Anonymous wrote:
Anonymous wrote:My kid started one year - I think it was 4th grade - without a teacher. He had a series of short term subs for the first week or two, then a long term sub for about 6 weeks. At that point the school gave up on hiring someone, split up his class, and added 8-9 kids to each of the other 3 classrooms. It was not good.
FCPS is a joke. They hire people with no teaching qualifications.
I don’t know how they are getting away with it.
Think about the area you live in. Why would anyone become a K-12 teacher when they can go make better money -- and be more admired by their neighbors -- doing a different kind of work? NOVA is an expensive place to live. More to the point, it is a striver culture. Teaching K-12 is not as valued because it is perceived by the people who live in Fairfax County as lower pay, lower reward field, and therefore, commanding of lower respect. Why would you do that when you could strive for better? There is always the temptation to leave teaching behind for something better. In a mid-size or smaller town/area, teachers are much more valued and a pillar of the community because it is a sought-after job that pays pretty well.
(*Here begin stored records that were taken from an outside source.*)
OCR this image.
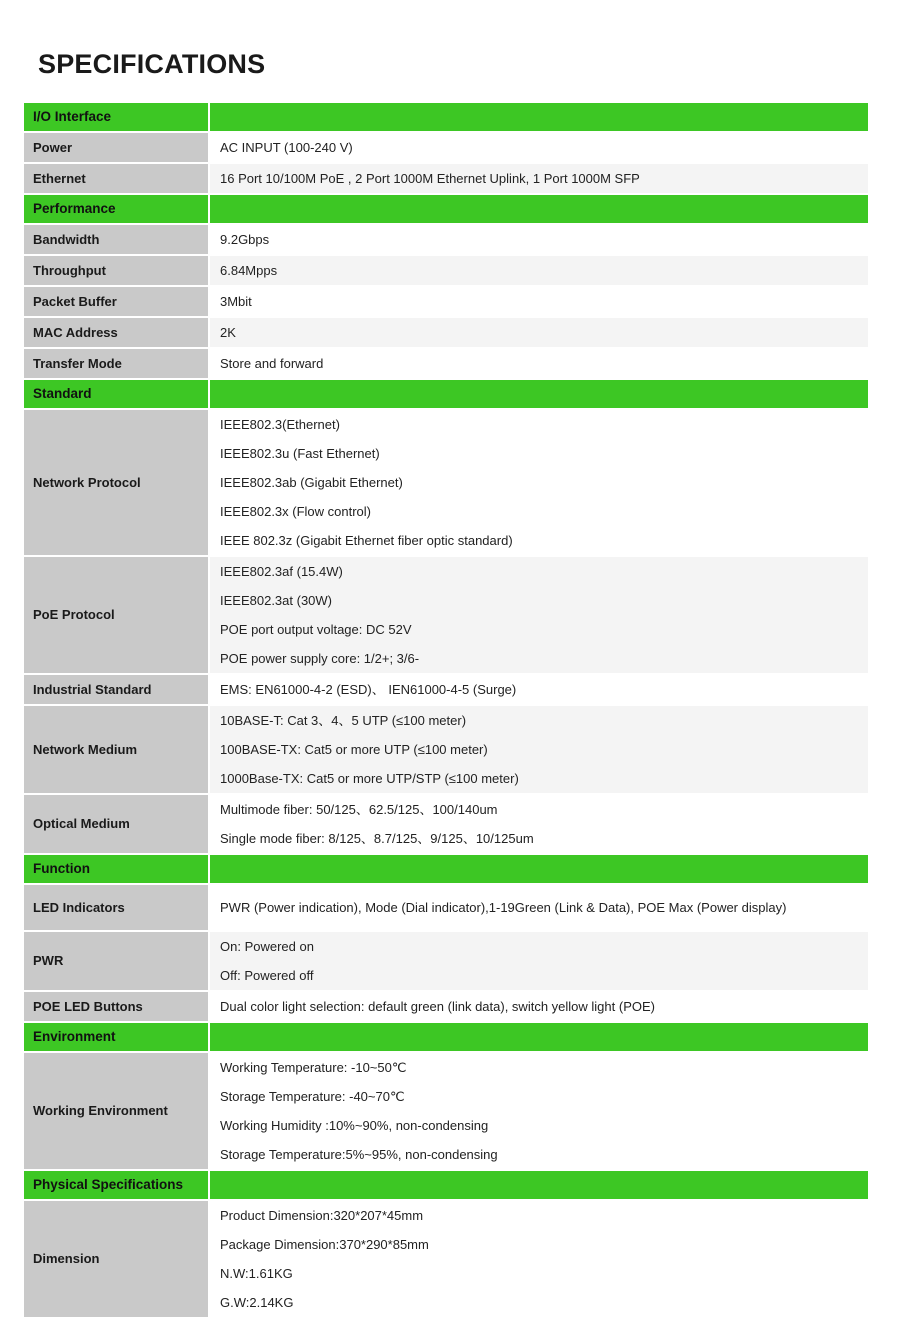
SPECIFICATIONS
I/O Interface	

Power	AC INPUT (100-240 V)

Ethernet	16 Port 10/100M PoE , 2 Port 1000M Ethernet Uplink, 1 Port 1000M SFP

Performance	

Bandwidth	9.2Gbps

Throughput	6.84Mpps

Packet Buffer	3Mbit

MAC Address	2K

Transfer Mode	Store and forward

Standard	

Network Protocol	IEEE802.3(Ethernet)
IEEE802.3u (Fast Ethernet)
IEEE802.3ab (Gigabit Ethernet)
IEEE802.3x (Flow control)
IEEE 802.3z (Gigabit Ethernet fiber optic standard)

PoE Protocol	IEEE802.3af (15.4W)
IEEE802.3at (30W)
POE port output voltage: DC 52V
POE power supply core: 1/2+; 3/6-

Industrial Standard	EMS: EN61000-4-2 (ESD)、 IEN61000-4-5 (Surge)

Network Medium	10BASE-T: Cat 3、4、5 UTP (≤100 meter)
100BASE-TX: Cat5 or more UTP (≤100 meter)
1000Base-TX: Cat5 or more UTP/STP (≤100 meter)

Optical Medium	Multimode fiber: 50/125、62.5/125、100/140um
Single mode fiber: 8/125、8.7/125、9/125、10/125um

Function	

LED Indicators	PWR (Power indication), Mode (Dial indicator),1-19Green (Link & Data), POE Max (Power display)

PWR	On: Powered on
Off: Powered off

POE LED Buttons	Dual color light selection: default green (link data), switch yellow light (POE)

Environment	

Working Environment	Working Temperature: -10~50℃
Storage Temperature: -40~70℃
Working Humidity :10%~90%, non-condensing
Storage Temperature:5%~95%, non-condensing

Physical Specifications	

Dimension	Product Dimension:320*207*45mm
Package Dimension:370*290*85mm
N.W:1.61KG
G.W:2.14KG
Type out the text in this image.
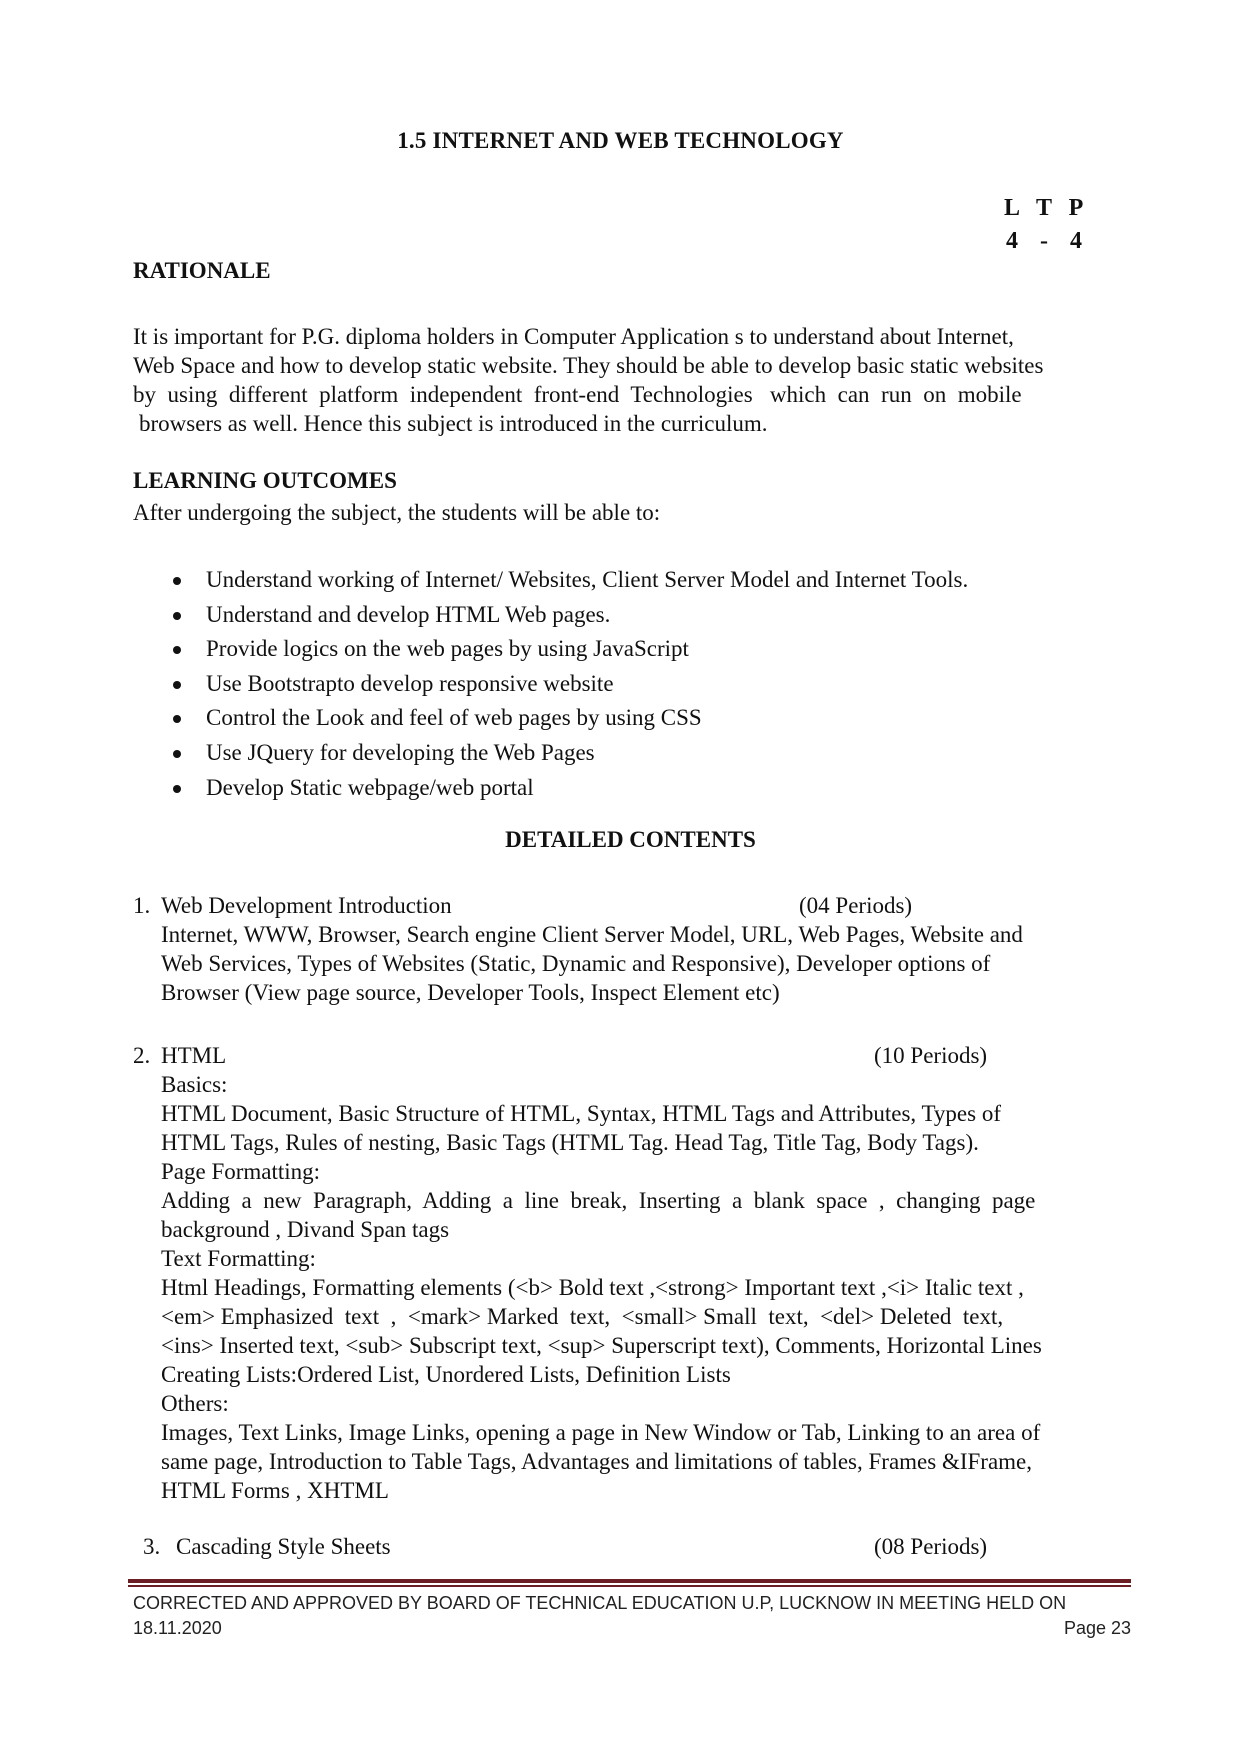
1.5 INTERNET AND WEB TECHNOLOGY
L T P
4 - 4
RATIONALE
It is important for P.G. diploma holders in Computer Application s to understand about Internet,
Web Space and how to develop static website. They should be able to develop basic static websites
by  using  different  platform  independent  front-end  Technologies   which  can  run  on  mobile
browsers as well. Hence this subject is introduced in the curriculum.
LEARNING OUTCOMES
After undergoing the subject, the students will be able to:
Understand working of Internet/ Websites, Client Server Model and Internet Tools.
Understand and develop HTML Web pages.
Provide logics on the web pages by using JavaScript
Use Bootstrapto develop responsive website
Control the Look and feel of web pages by using CSS
Use JQuery for developing the Web Pages
Develop Static webpage/web portal
DETAILED CONTENTS
1. Web Development Introduction	(04 Periods)
Internet, WWW, Browser, Search engine Client Server Model, URL, Web Pages, Website and
Web Services, Types of Websites (Static, Dynamic and Responsive), Developer options of
Browser (View page source, Developer Tools, Inspect Element etc)
2. HTML	(10 Periods)
Basics:
HTML Document, Basic Structure of HTML, Syntax, HTML Tags and Attributes, Types of
HTML Tags, Rules of nesting, Basic Tags (HTML Tag. Head Tag, Title Tag, Body Tags).
Page Formatting:
Adding  a  new  Paragraph,  Adding  a  line  break,  Inserting  a  blank  space  ,  changing  page
background , Divand Span tags
Text Formatting:
Html Headings, Formatting elements (<b> Bold text ,<strong> Important text ,<i> Italic text ,
<em> Emphasized  text  ,  <mark> Marked  text,  <small> Small  text,  <del> Deleted  text,
<ins> Inserted text, <sub> Subscript text, <sup> Superscript text), Comments, Horizontal Lines
Creating Lists:Ordered List, Unordered Lists, Definition Lists
Others:
Images, Text Links, Image Links, opening a page in New Window or Tab, Linking to an area of
same page, Introduction to Table Tags, Advantages and limitations of tables, Frames &IFrame,
HTML Forms , XHTML
3. Cascading Style Sheets	(08 Periods)
CORRECTED AND APPROVED BY BOARD OF TECHNICAL EDUCATION U.P, LUCKNOW IN MEETING HELD ON
18.11.2020	Page 23
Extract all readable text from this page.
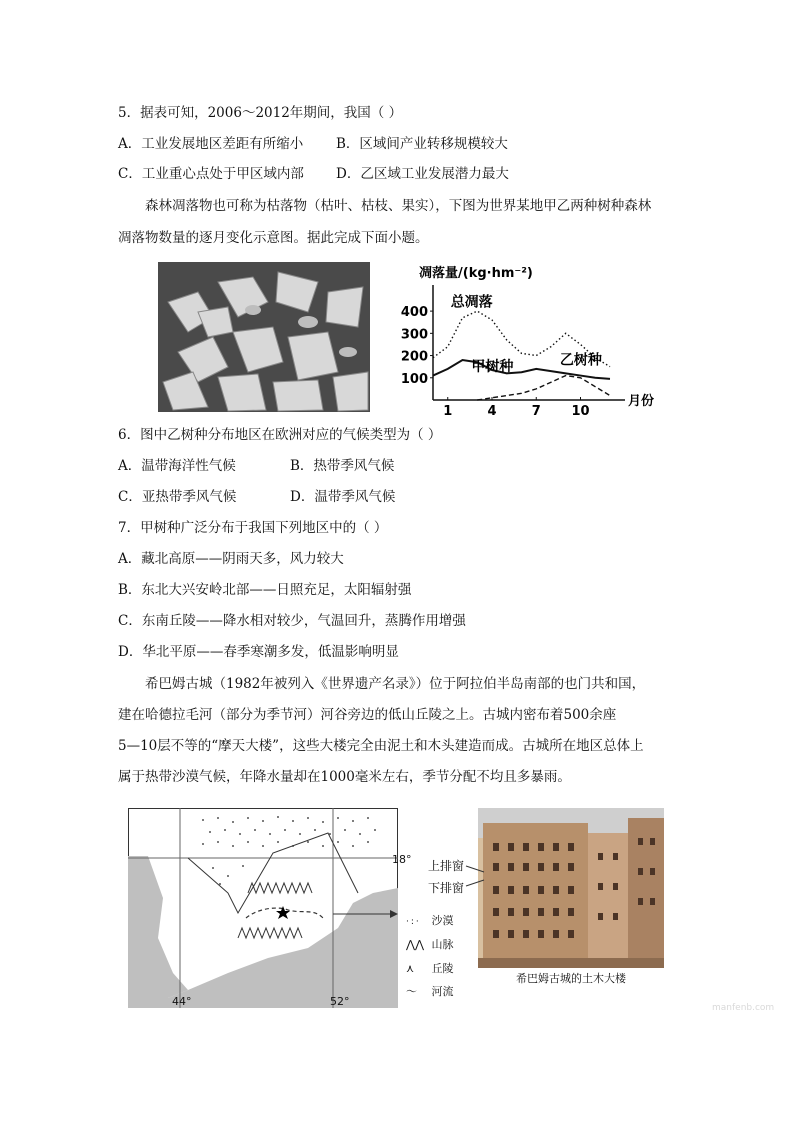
5．据表可知，2006～2012年期间，我国（ ）
A．工业发展地区差距有所缩小 B．区域间产业转移规模较大
C．工业重心点处于甲区域内部 D．乙区域工业发展潜力最大
森林凋落物也可称为枯落物（枯叶、枯枝、果实），下图为世界某地甲乙两种树种森林
凋落物数量的逐月变化示意图。据此完成下面小题。
凋落量/(kg·hm⁻²)
月份
100
200
300
400
1	4	7 10
总凋落
甲树种	乙树种
6．图中乙树种分布地区在欧洲对应的气候类型为（ ）
A．温带海洋性气候	B．热带季风气候
C．亚热带季风气候	D．温带季风气候
7．甲树种广泛分布于我国下列地区中的（ ）
A．藏北高原——阴雨天多，风力较大
B．东北大兴安岭北部——日照充足，太阳辐射强
C．东南丘陵——降水相对较少，气温回升，蒸腾作用增强
D．华北平原——春季寒潮多发，低温影响明显
希巴姆古城（1982年被列入《世界遗产名录》）位于阿拉伯半岛南部的也门共和国，
建在哈德拉毛河（部分为季节河）河谷旁边的低山丘陵之上。古城内密布着500余座
5—10层不等的“摩天大楼”，这些大楼完全由泥土和木头建造而成。古城所在地区总体上
属于热带沙漠气候，年降水量却在1000毫米左右，季节分配不均且多暴雨。
18°
44°	52°
·:· 沙漠
⋀⋀ 山脉
⋏ 丘陵
〜 河流
上排窗
下排窗
希巴姆古城的土木大楼
manfenb.com
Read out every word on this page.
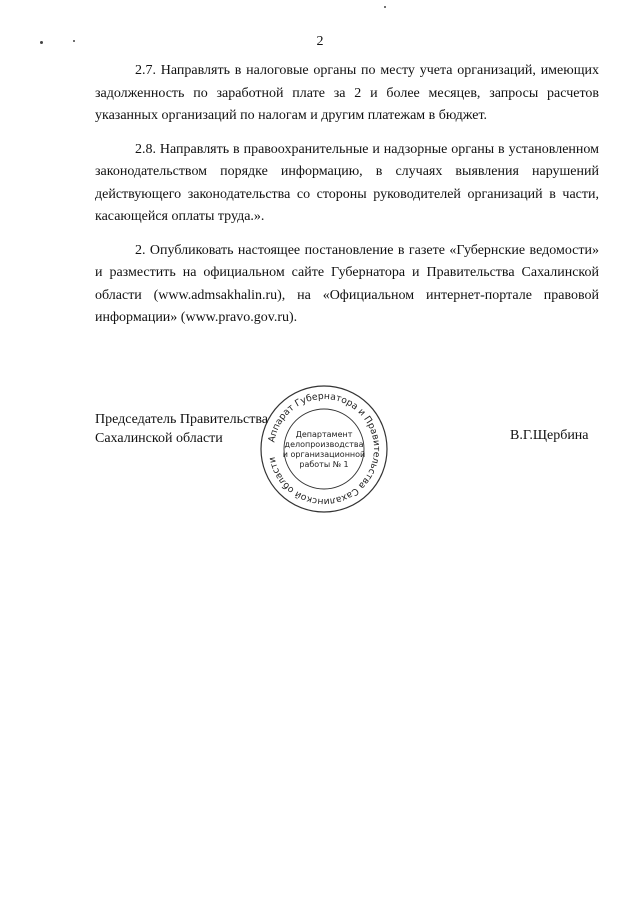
2

2.7. Направлять в налоговые органы по месту учета организаций, имеющих задолженность по заработной плате за 2 и более месяцев, запросы расчетов указанных организаций по налогам и другим платежам в бюджет.

2.8. Направлять в правоохранительные и надзорные органы в установленном законодательством порядке информацию, в случаях выявления нарушений действующего законодательства со стороны руководителей организаций в части, касающейся оплаты труда.».

2. Опубликовать настоящее постановление в газете «Губернские ведомости» и разместить на официальном сайте Губернатора и Правительства Сахалинской области (www.admsakhalin.ru), на «Официальном интернет-портале правовой информации» (www.pravo.gov.ru).

Председатель Правительства
Сахалинской области	Аппарат Губернатора и Правительства Сахалинской области
Департамент
делопроизводства
и организационной
работы № 1
В.Г.Щербина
It doesn't help that there are many mal-adapted children in the area with behavioral issues (including being incredibly spoiled) and checked out parents who don't ever correct their behavior and blame the teachers. The teachers are not to be respected, because they chose teaching, obviously. They're dumb for doing that when they could go to law school, or whatever.
When you run it through the lens of simply living in Fairfax County's striver culture, it all begins to make sense why teachers would leave for work that is higher pay, higher status, and higher reward with less work required.